On the personal or individual level, the Gospel suggests we should be more open to receive strangers.  The other day, I heard someone on the bus say, “All of my friends were strangers once.”  But I’m not going to belabour this obvious point because I think the more important aspect is opening our minds to what may at first seem foreign.  In the Canadian and American nation building stories, we are taught the romantic images of pioneers and kindly paternal governments trying to expand civilization, or sending in troops to protect innocent settlers from blood thirsty savages.  However, we never stop to think that as colonizers, we were less tolerant than the Romans of Jesus’ time or the medieval Moslems who colonized large parts of Europe.  Both those empires allowed conquered peoples to keep their own religions, languages and cultural identities.  In the colonization process, our ancestors used the excuse of saving souls to steal lands.  The result was we gained lands but lost our collective soul.   How you may ask have we lost our collective soul; it is by remaining oblivious of the true history of the settlement of Canada and refusing to acknowledge the legacy of pain from which we continue to benefit. 
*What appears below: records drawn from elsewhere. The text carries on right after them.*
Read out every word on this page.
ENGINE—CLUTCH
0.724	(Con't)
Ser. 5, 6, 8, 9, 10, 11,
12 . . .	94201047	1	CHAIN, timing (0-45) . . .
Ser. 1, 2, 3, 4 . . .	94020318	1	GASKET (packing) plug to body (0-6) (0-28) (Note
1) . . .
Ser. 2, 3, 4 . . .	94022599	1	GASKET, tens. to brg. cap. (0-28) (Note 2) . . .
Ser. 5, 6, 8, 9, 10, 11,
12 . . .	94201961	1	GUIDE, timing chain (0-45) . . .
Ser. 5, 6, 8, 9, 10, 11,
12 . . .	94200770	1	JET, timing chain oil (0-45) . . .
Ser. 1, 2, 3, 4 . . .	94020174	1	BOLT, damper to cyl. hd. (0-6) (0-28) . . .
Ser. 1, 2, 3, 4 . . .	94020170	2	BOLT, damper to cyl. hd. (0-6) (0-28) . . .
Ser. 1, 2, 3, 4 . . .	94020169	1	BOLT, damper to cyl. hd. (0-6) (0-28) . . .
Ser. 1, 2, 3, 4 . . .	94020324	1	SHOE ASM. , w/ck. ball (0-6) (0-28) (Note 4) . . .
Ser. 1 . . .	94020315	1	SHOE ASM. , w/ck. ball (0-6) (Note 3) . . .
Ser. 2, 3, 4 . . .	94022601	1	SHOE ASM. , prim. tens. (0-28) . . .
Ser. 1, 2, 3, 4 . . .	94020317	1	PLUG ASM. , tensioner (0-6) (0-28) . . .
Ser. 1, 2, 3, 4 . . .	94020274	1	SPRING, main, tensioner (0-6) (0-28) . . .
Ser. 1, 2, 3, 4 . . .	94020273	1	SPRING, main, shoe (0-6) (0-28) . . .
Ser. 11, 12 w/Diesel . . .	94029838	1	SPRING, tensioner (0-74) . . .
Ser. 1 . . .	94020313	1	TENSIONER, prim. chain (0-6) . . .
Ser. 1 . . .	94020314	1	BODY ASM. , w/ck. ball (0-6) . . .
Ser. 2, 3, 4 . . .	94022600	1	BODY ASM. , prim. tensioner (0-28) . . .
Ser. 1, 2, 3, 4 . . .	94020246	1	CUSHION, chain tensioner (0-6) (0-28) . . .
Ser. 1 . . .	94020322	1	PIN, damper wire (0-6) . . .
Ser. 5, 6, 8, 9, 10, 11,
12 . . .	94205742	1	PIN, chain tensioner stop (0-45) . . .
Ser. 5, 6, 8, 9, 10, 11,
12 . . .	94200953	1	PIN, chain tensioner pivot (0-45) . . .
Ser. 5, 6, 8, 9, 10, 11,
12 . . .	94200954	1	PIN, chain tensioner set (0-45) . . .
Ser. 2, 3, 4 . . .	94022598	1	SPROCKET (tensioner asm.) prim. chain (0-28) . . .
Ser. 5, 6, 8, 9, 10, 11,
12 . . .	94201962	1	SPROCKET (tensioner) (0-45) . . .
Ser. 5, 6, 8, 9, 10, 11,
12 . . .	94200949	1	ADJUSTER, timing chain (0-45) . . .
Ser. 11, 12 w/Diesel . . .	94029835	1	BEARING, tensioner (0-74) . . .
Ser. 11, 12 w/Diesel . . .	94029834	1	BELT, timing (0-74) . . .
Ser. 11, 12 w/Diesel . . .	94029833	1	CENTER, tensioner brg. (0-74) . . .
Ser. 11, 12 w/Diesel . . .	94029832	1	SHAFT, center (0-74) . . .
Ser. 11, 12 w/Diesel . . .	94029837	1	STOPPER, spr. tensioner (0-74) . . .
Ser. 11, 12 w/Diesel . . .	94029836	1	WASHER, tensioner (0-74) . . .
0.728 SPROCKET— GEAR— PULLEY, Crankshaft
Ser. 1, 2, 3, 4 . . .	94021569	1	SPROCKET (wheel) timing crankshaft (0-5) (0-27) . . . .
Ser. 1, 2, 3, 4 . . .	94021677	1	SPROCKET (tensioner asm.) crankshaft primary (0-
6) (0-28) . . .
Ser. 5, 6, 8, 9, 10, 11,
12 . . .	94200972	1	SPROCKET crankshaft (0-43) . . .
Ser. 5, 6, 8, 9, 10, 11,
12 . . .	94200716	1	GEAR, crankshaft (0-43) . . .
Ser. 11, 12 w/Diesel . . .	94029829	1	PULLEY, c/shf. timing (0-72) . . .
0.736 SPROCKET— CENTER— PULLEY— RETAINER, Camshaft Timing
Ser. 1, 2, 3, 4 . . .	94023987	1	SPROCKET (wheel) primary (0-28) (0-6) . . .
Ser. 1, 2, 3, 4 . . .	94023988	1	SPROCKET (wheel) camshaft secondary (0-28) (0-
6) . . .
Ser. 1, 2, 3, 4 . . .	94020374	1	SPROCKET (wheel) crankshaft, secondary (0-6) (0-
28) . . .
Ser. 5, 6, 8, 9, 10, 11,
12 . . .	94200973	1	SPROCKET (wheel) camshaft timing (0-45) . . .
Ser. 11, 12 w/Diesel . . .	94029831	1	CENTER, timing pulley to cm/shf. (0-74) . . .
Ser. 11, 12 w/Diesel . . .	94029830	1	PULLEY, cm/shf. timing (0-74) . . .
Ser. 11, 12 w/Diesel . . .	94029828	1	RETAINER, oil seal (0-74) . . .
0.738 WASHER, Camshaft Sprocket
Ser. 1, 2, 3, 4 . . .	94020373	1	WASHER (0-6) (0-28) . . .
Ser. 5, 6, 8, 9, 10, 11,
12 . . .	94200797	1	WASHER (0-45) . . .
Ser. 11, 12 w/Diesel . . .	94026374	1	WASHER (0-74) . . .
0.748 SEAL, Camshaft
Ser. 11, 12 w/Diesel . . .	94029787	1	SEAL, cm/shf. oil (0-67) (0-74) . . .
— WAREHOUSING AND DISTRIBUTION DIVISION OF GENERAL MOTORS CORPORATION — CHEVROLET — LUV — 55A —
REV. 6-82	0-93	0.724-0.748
Now, we have a chance to work together to truly heal the injustices of the past and prevent future injustices.  The “Idle No More” movement isn’t just Indigenous Peoples protesting against past wrongs and trying to stop future progress.  It is a call for all of us to join them in doing what is right.  What is right does include honest, respectful and fair relations with First Nations but it also includes trying to save our waters, forests, farmlands and Earth’s future from unrestrained environmental degradation.  
We learn about each other from exchanging our stories but it is our turn to listen.  The idea of decolonizing our minds from national myths may seem foreign, even threatening.  Let’s overcome Herodian fear and extend our hands in friendship.  Let’s listen to our First Nations relatives with an open mind and an open heart.   If we do, compassion and understanding will enlighten us to see─ this time the gifts are integrity for us, healed relationships and healing for the Earth.